2023 foi especialmente difícil para a Americanas, mas também para o setor em geral, em meio a um cenário macro desafiador de juros altos nos últimos anos, somado ao aumento da concorrência com o fortalecimento de estrangeiras no mercado. “O cenário continua bastante desafiador, não só para a Americanas, mas para todo o setor. O início do corte de juros pode ajudar nesse cenário; no entanto, mesmo com esse alívio, a persistência de juros elevados continua sendo um desafio para os consumidores e os varejistas”, avalia Sandra Peres.
A analista ressalta que, mesmo com as dificuldades da Americanas, as empresas de varejo interno não vêm absorvendo talvez a demanda não atendida por ela. Levando em conta que as empresas vêm tentando melhorar suas margens, a dificuldade está em rentabilizar as lojas físicas, já que o faturamento vem enfrentando problemas devido à dificuldade do cenário macroeconômico e também a questões de outras companhias como Magazine Luiza (MGLU3) e Casas Bahia (BHIA3). Dessa forma, mesmo com a Americanas vendo sua participação nas vendas online cair de 13% no fim de 2022 para 4,3% no pior momento de 2023, grande parte dessa demanda está indo principalmente para as companhias estrangeiras, como a Amazon e o Mercado Livre, aponta.

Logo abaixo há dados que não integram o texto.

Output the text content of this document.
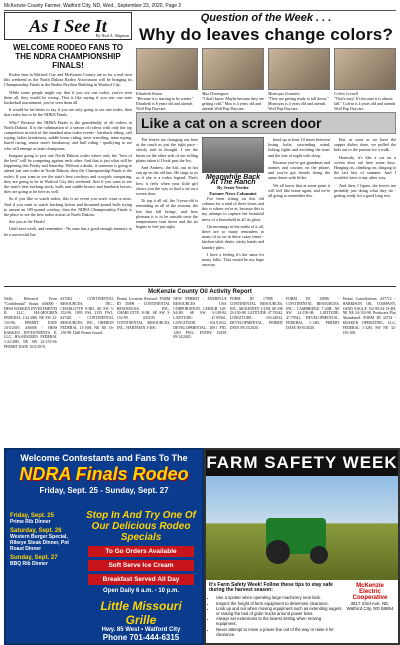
McKenzie County Farmer, Watford City, ND, Wed., September 23, 2020, Page 2
As I See It
By Neal A. Shipman
WELCOME RODEO FANS TO THE NDRA CHAMPIONSHIP FINALS!

Rodeo fans in Watford City and McKenzie County are in for a real treat this weekend as the North Dakota Rodeo Association will be bringing its Championship Finals to the Rodeo Pavilion Building in Watford City.

While some people might say that if you see one rodeo, you've seen them all, they would be wrong. That is like saying if you saw one state basketball tournament, you've seen them all.

It would be far better to say if you are only going to see one rodeo, then that rodeo has to be the NDRA Finals.

Why? Because the NDRA Finals is the granddaddy of all rodeos in North Dakota. It is the culmination of a season of rodeos with only the top competitors in each of the standard nine rodeo events - bareback riding, calf roping, ladies breakaway, saddle bronc riding, steer wrestling, team roping, barrel racing, senior men's breakaway, and bull riding - qualifying to see who will emerge as state champions.

Imagine going to just one North Dakota rodeo where only the "best of the best" will be competing against each other. And that is just what will be happening this Friday and Saturday. Without a doubt, if someone is going to attend just one rodeo in North Dakota, then the Championship Finals is the rodeo. If you want to see the state's best cowboys and cowgirls competing, they are going to be in Watford City this weekend. And if you want to see the state's best bucking stock, bulls and saddle broncs and bareback horses, they are going to be here as well.

So if you like to watch rodeo, this is an event you won't want to miss. And if you want to watch bucking horses and thousand-pound bulls trying to unseat an 185-pound cowboy, then the NDRA Championship Finals is the place to see the best rodeo action in North Dakota.

See you at the Finals!

Until next week, and remember - No man has a good enough memory to be a successful liar.

Question of the Week . . .
Why do leaves change colors?
Elizabeth Keane
"Because it is starting to be winter." Elizabeth is 8 years old and attends Wolf Pup Daycare.
Max Dominguez
"I don't know. Maybe because they are getting cold." Max is 4 years old and attends Wolf Pup Daycare.
Montoyas Gonzalez
"They are getting ready to fall down." Montoyas is 4 years old and attends Wolf Pup Daycare.
Colvin Cornell
"That's easy! It's because it is almost fall." Colvin is 4 years old and attends Wolf Pup Daycare.
Like a cat on a screen door

The leaves are changing out here at the ranch as just the right pace - slowly and in thought. I see the buses on the other side of our rolling plains taken if I look past the Ivy.

And Andrew, the kid, out in hot sun up on the old bus. He sings to us as if she is a rodeo legend. That's how it feels when your little girl shows you the way to find a cat on a screen door.

To top it all off, the 3-year-old is reminding us all of the seasons, the fun that fall brings, and how pleasant it is to be outside once the temperatures turn down and the air begins to feel just right.

Meanwhile Back At The Ranch
By Jessie Veeder
Farmer News Columnist

I've been sitting on this old column for a total of three hours and this is where we're at, because this is my attempt to capture the beautiful mess of a household in all its glory.

On mornings in the midst of it all, there are so many reminders to many of us on in these crazy times - kitchen table desks, sticky hands and laundry piles.

I have a feeling it's the same for many folks. That would be my hope anyway.

lined up at least 10 times between losing bolts, unwinding mind, fishing fights and avoiding the tears and the fear of night with sleep.

Because you've got grandmas and aunties and cousins on the phone, and you've got friends doing the same dance with littles.

We all know that at some point it will feel like home again, and we're all going to remember this.

But, as soon as we have the supper dishes done, we pulled the kids out to the pasture for a walk.

Honestly, it's like a cat on a screen door out here some days. Hanging on, climbing on, clinging to the last bits of summer. And I wouldn't have it any other way.

And then, I figure, the leaves are probably just doing what they do - getting ready for a good long rest.

McKenzie County Oil Activity Report

Wells Released From "Confidential" Status: #36000 - HESS BAKKEN INVESTMENTS II, LLC, HA-MOGREN FEDERAL 1-22-28B, NE SW 22-153-96, PERMIT DATE 10/3/2019. #36006 - HESS BAKKEN INVESTMENTS II, LLC, HA-MOGREN FEDERAL 1-22-28H, NE SW 22-153-96. PERMIT DATE 10/3/2019.

#37284 - CONTINENTAL RESOURCES, INC., CHARLOTTE 9-3H1, SE SW 3-152-99, 1895 FSL 2155 FWL. #37401 - CONTINENTAL RESOURCES, INC., OBERON FEDERAL 13-16H, NE NE 16-150-98. Drill Permit Issued.

Permit Location Revised: FORM ID 35098 - CONTINENTAL RESOURCES, INC., CHARLOTTE 8-3H, SE SW 3-152-99. #35100 - CONTINENTAL RESOURCES, INC., HARTMAN 3-3H1.

NEW PERMIT - ENERPLUS RESOURCES USA CORPORATION, LEHIGH 149-94-3B, SE SW 3-149-94. LATITUDE: 47.85561, LONGITUDE: -102.91032, DEVELOPMENTAL, 2001 FNL 1265 FWL. ENTRY DATE 09/14/2020.

FORM ID 17998 - CONTINENTAL RESOURCES, INC., MCKINNEY 1-23H, SE SW 23-150-98. LATITUDE: 47.76542, LONGITUDE: -103.44812, DEVELOPMENTAL, PERMIT DATE 09/15/2020.

FORM ID 35086 - CONTINENTAL RESOURCES, INC., CAMBRIDGE 7-24H, NE SW 24-150-98. LATITUDE: 47.79541, DEVELOPMENTAL, FEDERAL 1-12H, PERMIT DATE 09/10/2020.

Permit Cancellations: #37712 - HARRISON OIL COMPANY, SAND EAGLE 152-98-24-13-4H, NE NE 24-152-98. Producers Plus Abandoned: FORM ID 33734 - KRAKEN OPERATING, LLC, FEDERAL 1-32H, SW NE 32-150-100.

Welcome Contestants and Fans To The
NDRA Finals Rodeo
Friday, Sept. 25 - Sunday, Sept. 27
Friday, Sept. 25
Prime Rib Dinner
Saturday, Sept. 26
Western Burger Special, Ribeye Steak Dinner, Pot Roast Dinner
Sunday, Sept. 27
BBQ Rib Dinner
Stop In And Try One Of Our Delicious Rodeo Specials
To Go Orders Available
Soft Serve Ice Cream
Breakfast Served All Day
Open Daily 6 a.m. - 10 p.m.
Little Missouri Grille
Hwy. 85 West • Watford City
Phone 701-444-6315
FARM SAFETY WEEK
It's Farm Safety Week! Follow these tips to stay safe during the harvest season:
• Use a spotter when operating large machinery near kids.
• Inspect the height of farm equipment to determine clearance.
• Look up and out when moving equipment such as extending augers or raising the bed of grain trucks around power lines.
• Always set extensions to the lowest setting when moving equipment.
• Never attempt to move a power line out of the way or raise it for clearance.
McKenzie Electric Cooperative
3817 23rd Ave. NE, Watford City, ND 58854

7. Vale a pena comprar ações?
A companhia dará seus próximos passos com a aprovação do plano de recuperação judicial para a reestruturação de suas dívidas e equacionamento de suas operações. Contudo, analistas de mercado seguem bastante cautelosos e não recomendam exposição aos papéis. Cabe destacar ainda que, com as grandes incertezas sobre o ativo, diversos bancos não acompanham mais AMER3 ou estão com os ativos sob revisão, à espera de mais clareza sobre o futuro da companhia.
“Apesar dos passos importantes dados pela Americanas nos últimos meses, existem riscos elevados relacionados à reestruturação operacional, além de um cenário macroeconômico desafiador para o segmento de e-commerce, e uma competição bastante acirrada com players estrangeiros. Tais fatores devem continuar impactando fortemente o ativo, que já está bastante volátil, de modo que mantemos nossa cobertura de AMER3 em revisão”, avalia a Levante Corp. Para Sandra Peres, mesmo com seu plano de recuperação judicial aprovado, ela precisa provar trimestre por trimestre a melhora de seus resultados, revertendo sua situação mesmo após ter fechado diversas lojas e com expectativa de venda de alguns ativos. Desta forma, os riscos continuam muito elevados em relação a um possível retorno.